We’re going to make some really big shifts if we can… it might be difficult which is why I thought we might have to move, but we’ll see… Because I want to make much more available on-line – the School, my new School for Multidimensional Health, etc etc we may outgrow what’s possible here as we shift the focus to a more on-line base. But I hope we can shuffle around and end up with a beautiful, vibrant space without having to change everything. I have a wonderful team working with me who know much more about all of this than I do and our aim is that I will be able to be much more available here and that it will reflect my philosophy of loving and living, teaching and learning, giving and receiving and hopefully they will stop me when I talk too much or get out of line. And that brings me to something else – I love colour and images, so you might find less words and more colour, but let’s see.
While we’re doing construction, changing rooms, having workmen in and out of the building, making cups of tea and and sitting down for a rest, sorting out how I can be more present here and how you can too, you’ll maybe feel it’s a little odd when you come in. Please imagine that you’re coming into a house where we’re doing a refurbishment while still living there and hopefully you can look aghast at some of the wallpaper I might choose, then laugh as I take it down and try something else; you might not like the curtains, but be too polite to say so as you would if you were visiting my home.
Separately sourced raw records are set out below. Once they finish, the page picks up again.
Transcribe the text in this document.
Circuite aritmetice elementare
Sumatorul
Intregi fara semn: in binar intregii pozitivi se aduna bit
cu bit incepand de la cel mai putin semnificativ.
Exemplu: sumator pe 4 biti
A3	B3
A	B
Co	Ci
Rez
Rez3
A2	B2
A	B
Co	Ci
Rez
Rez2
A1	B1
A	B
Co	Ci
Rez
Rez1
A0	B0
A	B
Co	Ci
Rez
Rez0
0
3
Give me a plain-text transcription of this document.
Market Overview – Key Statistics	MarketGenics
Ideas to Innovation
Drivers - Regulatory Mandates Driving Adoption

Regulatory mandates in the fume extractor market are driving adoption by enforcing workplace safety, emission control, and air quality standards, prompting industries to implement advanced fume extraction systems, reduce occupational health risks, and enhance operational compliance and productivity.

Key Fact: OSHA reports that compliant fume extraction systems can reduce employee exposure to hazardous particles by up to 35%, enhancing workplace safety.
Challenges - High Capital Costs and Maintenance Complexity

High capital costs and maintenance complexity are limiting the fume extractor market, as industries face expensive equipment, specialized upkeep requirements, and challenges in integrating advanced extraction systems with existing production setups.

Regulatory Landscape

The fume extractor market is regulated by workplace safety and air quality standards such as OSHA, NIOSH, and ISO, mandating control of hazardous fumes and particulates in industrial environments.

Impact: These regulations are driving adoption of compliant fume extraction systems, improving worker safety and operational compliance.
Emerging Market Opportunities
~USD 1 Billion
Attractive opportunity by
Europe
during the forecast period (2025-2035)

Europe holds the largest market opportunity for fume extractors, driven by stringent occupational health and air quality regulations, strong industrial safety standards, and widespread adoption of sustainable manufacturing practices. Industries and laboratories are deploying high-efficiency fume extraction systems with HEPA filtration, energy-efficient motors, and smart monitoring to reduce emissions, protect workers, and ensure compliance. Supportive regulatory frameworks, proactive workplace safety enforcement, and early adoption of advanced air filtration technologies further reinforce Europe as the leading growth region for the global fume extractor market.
You might not like some of the guests you find here either, but they’re my guests and I hope you’ll get to know each other and eventually see that we’re all just people with different points of view, different histories, different aches and pains and scars and joys and wonders and thoughts and hopes and dreams and skills and…and…and…
OK – that feels better… now I’m off to have another look around and see what I can cause havoc with now!!!
I would love to leave you with a quotation – you know how I love quotations, but nothing comes to mind right now, even though there’s a whole list of beautiful quotations on the forum, so I will just pop off and be back when I can.
Have a beautiful day and please drop in at The Daily Help in the forum. Just reading there for a minute or two and sending some love and peace to the world will be like having put a donation for world peace in a box somewhere, and will be much more valuable than money.